As a recent Toastmasters 2284 meeting started to wind down, the group invited visitors to stand and offer a few words. A former member who had been away for some time stood and fought back tears as she shared a story familiar to her fellow Toastmasters. In the last year, her husband died and her son committed suicide.
She conceded her struggles with the grief, but she felt compelled to attend, to be with friends.
The next week, another member who had asked for a spot on the agenda told in great detail how he learned from doctors that he has cancer, and that because of his age, doctors will not seek to cure it, only give him medication to help him live with it.
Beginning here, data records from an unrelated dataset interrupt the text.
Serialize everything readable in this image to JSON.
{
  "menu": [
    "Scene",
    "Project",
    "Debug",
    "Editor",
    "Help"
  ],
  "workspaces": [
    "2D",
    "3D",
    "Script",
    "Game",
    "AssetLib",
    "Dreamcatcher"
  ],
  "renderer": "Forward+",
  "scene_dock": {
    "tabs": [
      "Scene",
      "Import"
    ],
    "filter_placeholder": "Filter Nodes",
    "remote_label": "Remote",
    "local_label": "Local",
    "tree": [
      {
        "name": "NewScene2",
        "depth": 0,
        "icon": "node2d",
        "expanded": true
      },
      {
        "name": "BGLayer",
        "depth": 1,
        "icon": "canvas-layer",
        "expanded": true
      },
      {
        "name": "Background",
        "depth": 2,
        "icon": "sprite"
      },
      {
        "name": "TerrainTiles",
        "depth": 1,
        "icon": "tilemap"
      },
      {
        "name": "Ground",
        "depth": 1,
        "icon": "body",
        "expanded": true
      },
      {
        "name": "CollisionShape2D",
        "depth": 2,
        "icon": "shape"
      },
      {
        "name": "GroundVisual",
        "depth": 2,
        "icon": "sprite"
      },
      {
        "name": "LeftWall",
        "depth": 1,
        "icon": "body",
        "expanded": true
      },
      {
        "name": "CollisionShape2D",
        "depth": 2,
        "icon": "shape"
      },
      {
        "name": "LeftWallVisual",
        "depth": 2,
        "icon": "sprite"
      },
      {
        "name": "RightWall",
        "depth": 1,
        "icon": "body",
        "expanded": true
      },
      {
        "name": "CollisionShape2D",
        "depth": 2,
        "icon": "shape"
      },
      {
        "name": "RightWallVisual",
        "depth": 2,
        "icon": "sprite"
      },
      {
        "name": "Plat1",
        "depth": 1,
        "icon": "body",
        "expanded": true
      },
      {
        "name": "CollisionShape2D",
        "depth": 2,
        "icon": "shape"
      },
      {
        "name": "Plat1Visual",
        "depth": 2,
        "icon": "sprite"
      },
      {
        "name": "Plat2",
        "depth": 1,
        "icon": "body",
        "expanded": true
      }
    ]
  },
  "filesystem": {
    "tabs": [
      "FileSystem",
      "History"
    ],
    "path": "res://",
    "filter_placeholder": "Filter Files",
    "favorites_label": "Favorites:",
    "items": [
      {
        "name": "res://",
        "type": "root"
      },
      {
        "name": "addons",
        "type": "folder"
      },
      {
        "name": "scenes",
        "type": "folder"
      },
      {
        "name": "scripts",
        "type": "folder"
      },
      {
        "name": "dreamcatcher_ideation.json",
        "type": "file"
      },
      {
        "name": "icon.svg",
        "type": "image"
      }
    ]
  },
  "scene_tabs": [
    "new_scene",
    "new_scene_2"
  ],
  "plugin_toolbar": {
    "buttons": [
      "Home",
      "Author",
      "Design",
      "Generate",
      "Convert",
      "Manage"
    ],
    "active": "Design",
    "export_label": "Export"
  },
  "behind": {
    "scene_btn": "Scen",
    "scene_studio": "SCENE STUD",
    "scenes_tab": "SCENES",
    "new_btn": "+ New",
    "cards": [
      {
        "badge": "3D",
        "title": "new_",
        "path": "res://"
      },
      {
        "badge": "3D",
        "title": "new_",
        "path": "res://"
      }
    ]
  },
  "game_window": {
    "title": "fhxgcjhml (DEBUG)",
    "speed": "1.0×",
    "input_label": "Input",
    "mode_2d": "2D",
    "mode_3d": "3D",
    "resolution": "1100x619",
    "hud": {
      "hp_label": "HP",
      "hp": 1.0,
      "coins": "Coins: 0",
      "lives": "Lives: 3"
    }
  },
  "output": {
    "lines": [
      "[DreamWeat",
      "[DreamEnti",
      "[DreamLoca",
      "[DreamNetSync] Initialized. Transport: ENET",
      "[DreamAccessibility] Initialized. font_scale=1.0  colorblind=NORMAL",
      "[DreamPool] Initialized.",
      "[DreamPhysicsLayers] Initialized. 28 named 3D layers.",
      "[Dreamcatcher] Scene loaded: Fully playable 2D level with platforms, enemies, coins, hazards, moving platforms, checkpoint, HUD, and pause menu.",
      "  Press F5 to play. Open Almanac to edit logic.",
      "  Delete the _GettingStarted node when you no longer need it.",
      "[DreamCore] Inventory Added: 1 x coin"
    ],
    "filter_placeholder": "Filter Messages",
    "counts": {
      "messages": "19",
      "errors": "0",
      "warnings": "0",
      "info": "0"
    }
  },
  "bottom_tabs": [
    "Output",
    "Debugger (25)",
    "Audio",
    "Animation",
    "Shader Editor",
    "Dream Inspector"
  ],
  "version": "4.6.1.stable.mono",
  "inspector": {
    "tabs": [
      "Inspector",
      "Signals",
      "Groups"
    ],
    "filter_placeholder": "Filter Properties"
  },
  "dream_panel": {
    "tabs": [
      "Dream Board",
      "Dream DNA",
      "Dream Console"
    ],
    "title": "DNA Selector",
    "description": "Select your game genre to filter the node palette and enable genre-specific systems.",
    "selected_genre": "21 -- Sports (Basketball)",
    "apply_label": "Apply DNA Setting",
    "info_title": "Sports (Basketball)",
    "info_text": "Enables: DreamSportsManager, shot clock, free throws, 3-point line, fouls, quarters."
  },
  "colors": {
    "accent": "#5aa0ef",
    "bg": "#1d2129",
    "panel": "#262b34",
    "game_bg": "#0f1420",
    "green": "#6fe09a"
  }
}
In these moments, Toastmasters 2284, known for its constructive criticism — everyone who speaks gets evaluated — reveals its warmest side. An undeniable sense of community fills the room.
People from all walks of life come together for Toastmasters: an attorney, an artist, a former male stripper, a founder and owner of a local shoe store chain, an 89-year-old retired GTE worker. The opportunity to share thoughts, sharpen motivational messages and improve their speaking abilities brings them together.
But it’s a fellowship that helps bond them, helps make them better. It’s a contagious spirit Clary embraced long ago and will never let go, he says, as long as he’s healthy enough to drive.
“I think that it’s a testament to what Toastmasters is about,” said Brent Wahl, the St. Petersburg club’s 35-year-old president. ”In this club, we really try to create an environment of camaraderie and fellowship.
“For somebody to see how long Emmett has been here is motivating. If he’s been getting something out of this club for that long, then why not me, why not everybody who joins, puts themselves out there and is willing to step out of their comfort zone.”
In April, the Toastmasters district honored Clary with a deserved lifetime achievement award. But Clary’s sterling example continues to achieve every week.